Scholar Alexander Waugh has proposed that he has found evidence that proves that the author of Shakespeare’s catalogue was Edward de Vere, 17th Earl of Oxford. The suggestion that Shakespeare did not write his own works is a historic and lengthy debate, supported by figures such as Charlie Chaplin and Mark Twain, and today by Sir Derek Jacobi and Sir Mark Rylance. Among other proposed candidates are Sir Francis Bacon, Christopher Marlowe, and William Stanley, 6th Earl of Derby.
Waugh claims that, through the decoding of a series of encryptions on the title and dedication pages of Aspley’s edition of the 1609 sonnets, he can prove where Shakespeare was buried: beneath the 1740 monument dedicated to Shakespeare in Poet’s Corner in Westminster Abbey. The hidden grid patterns, geometrics, and other clues indicate that the monument is the playwright’s final resting place, as well as that it spells ‘Edward de Vere lies here’.
So what if the Shakespeare we know so well was not the author of his plays?
The theory that Oxford was Shakespeare is well established. Scholars – known as Oxfordians – believe that records which prove that Shakespeare authored his plays and sonnets were falsified to protect the true author’s identity. Instead, Oxford, a man of high status, penned the works. He was wealthy, well-travelled, and educated, as you would have expected the author of such a remarkable catalogue of work to be. In contrast, William Shakespeare of Stratford-upon-Avon lacked the education, awareness of the courts, and wealth to have written as he supposedly did. There is little evidence surrounding Shakespeare’s personal life. There only exists a few signatures, a will, and the record of his marriage to Anne Hathaway.
The arguments for Oxford to be the author come from instances and events in Oxford’s life that appear in the sonnets, longer poems and plays. For Oxfordian scholars, Shakespeare was an actor or a frontman, publishing the plays under his own name while Oxford wrote them. Arguments against the Oxfordian theory come from the assumed chronology of Shakespeare’s plays; twelve of the plays were supposedly written after Oxford’s death in 1604. However, there is an increased presence of revision and collaboration with other playwrights and writers in these later plays, suggesting they were completed by other playwrights after Oxford’s death.
The theory that Oxford was Shakespeare is well established. Scholars – known as Oxfordians – believe that records which prove that Shakespeare authored his plays and sonnets were falsified to protect the true author’s identity. Instead, Oxford, a man of high status, penned the works.

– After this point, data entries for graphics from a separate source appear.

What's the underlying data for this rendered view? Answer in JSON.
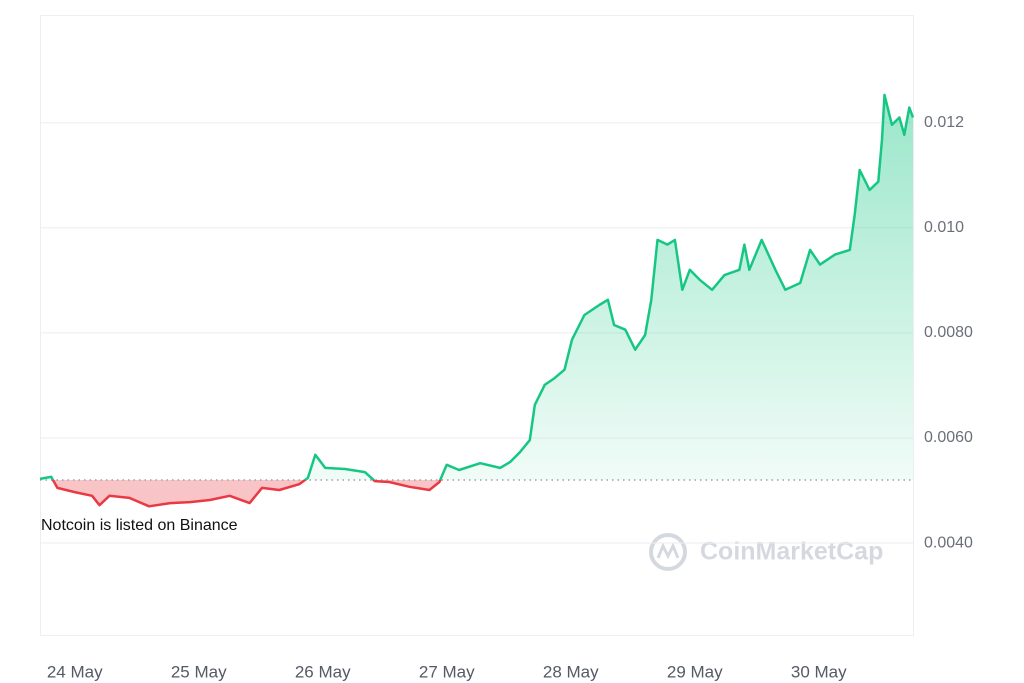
{
  "chart_data": {
    "type": "line",
    "annotation": "Notcoin is listed on Binance",
    "watermark": "CoinMarketCap",
    "baseline": 0.0052,
    "colors": {
      "above": "#16c784",
      "below": "#ea3943"
    },
    "grid": true,
    "xlim": [
      23.72,
      30.76
    ],
    "xticks": [
      {
        "value": 24,
        "label": "24 May"
      },
      {
        "value": 25,
        "label": "25 May"
      },
      {
        "value": 26,
        "label": "26 May"
      },
      {
        "value": 27,
        "label": "27 May"
      },
      {
        "value": 28,
        "label": "28 May"
      },
      {
        "value": 29,
        "label": "29 May"
      },
      {
        "value": 30,
        "label": "30 May"
      }
    ],
    "ylim": [
      0.00225,
      0.01405
    ],
    "yticks": [
      {
        "value": 0.004,
        "label": "0.0040"
      },
      {
        "value": 0.006,
        "label": "0.0060"
      },
      {
        "value": 0.008,
        "label": "0.0080"
      },
      {
        "value": 0.01,
        "label": "0.010"
      },
      0.012
    ],
    "x": [
      23.72,
      23.81,
      23.86,
      24.0,
      24.14,
      24.2,
      24.28,
      24.44,
      24.6,
      24.77,
      24.93,
      25.09,
      25.25,
      25.41,
      25.51,
      25.65,
      25.81,
      25.88,
      25.94,
      26.02,
      26.18,
      26.34,
      26.42,
      26.54,
      26.7,
      26.86,
      26.94,
      27.0,
      27.1,
      27.27,
      27.43,
      27.51,
      27.59,
      27.67,
      27.71,
      27.79,
      27.87,
      27.95,
      28.01,
      28.11,
      28.23,
      28.3,
      28.35,
      28.44,
      28.52,
      28.6,
      28.65,
      28.7,
      28.78,
      28.84,
      28.9,
      28.96,
      29.04,
      29.14,
      29.24,
      29.36,
      29.4,
      29.44,
      29.54,
      29.65,
      29.73,
      29.85,
      29.93,
      30.01,
      30.13,
      30.25,
      30.29,
      30.33,
      30.41,
      30.48,
      30.51,
      30.53,
      30.59,
      30.65,
      30.69,
      30.73,
      30.76
    ],
    "values": [
      0.00522,
      0.00526,
      0.00505,
      0.00497,
      0.0049,
      0.00472,
      0.0049,
      0.00486,
      0.0047,
      0.00476,
      0.00478,
      0.00482,
      0.0049,
      0.00476,
      0.00505,
      0.00501,
      0.00512,
      0.00524,
      0.00568,
      0.00543,
      0.00541,
      0.00535,
      0.00518,
      0.00516,
      0.00507,
      0.00501,
      0.00516,
      0.00549,
      0.00539,
      0.00552,
      0.00543,
      0.00554,
      0.00573,
      0.00596,
      0.00663,
      0.00701,
      0.00714,
      0.0073,
      0.00787,
      0.00834,
      0.00853,
      0.00863,
      0.00815,
      0.00806,
      0.00768,
      0.00796,
      0.00863,
      0.00977,
      0.00968,
      0.00977,
      0.00882,
      0.0092,
      0.00901,
      0.00882,
      0.0091,
      0.0092,
      0.00968,
      0.0092,
      0.00977,
      0.0092,
      0.00882,
      0.00895,
      0.00958,
      0.0093,
      0.00949,
      0.00958,
      0.01025,
      0.0111,
      0.01072,
      0.01088,
      0.01168,
      0.01253,
      0.01196,
      0.0121,
      0.01177,
      0.01229,
      0.0121
    ]
  }
}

The Shakespearean authorship debate can never truly be proved because we are over 400 years too late to ask. Waugh’s evidence is persuasive, but it is still based on the assumption that discovered ‘clues’ were intentional. Despite this, the debate is still relevant today because of its implications, both on the works attributed to Shakespeare, and other pieces of Renaissance art. Without knowing the authorship, we do not understand the comprehensive context of their composition.
A clear idea of authorship may help in the questions raised in some works, such as the question of the author’s sexuality, raised most notably in Sonnet 18 and Sonnet 20. Both sonnets suggest a male attraction by the speaker; knowing the poet’s true identity may help in understanding intent. Also, it is nice to think that a glover’s son from Stratford-upon-Avon may have penned such an extensive, skilful body of work, possessing such an ability and obtaining the platform and means to present his work, after coming from a rather low beginning.
By questioning that the author of Shakespeare’s works was not the man we believe it to be, questions may also be asked about the authorship of other pieces of Renaissance literature, as well as the creators of art and music. Who else in the period was writing under a pseudonym or using an actor to hide their identity? This is particularly important when considering gender. There is a huge lack of women as creators of art in the Renaissance period because of limitations placed on them. Therefore, it is likely that women were writing under pseudonyms. Perhaps some of the key writers, artists, and musicians we continue to celebrate today were women, hiding their identities in order to be allowed to simply create art and have it appreciated and recognised.
The Oxford theory is noteworthy in the Shakespeare debate, especially in light of this new evidence that Waugh has discovered. Its implications of authorial intent and gender are worth considering, however the true answer to the authorship of Shakespeare’s works will always remain a mystery.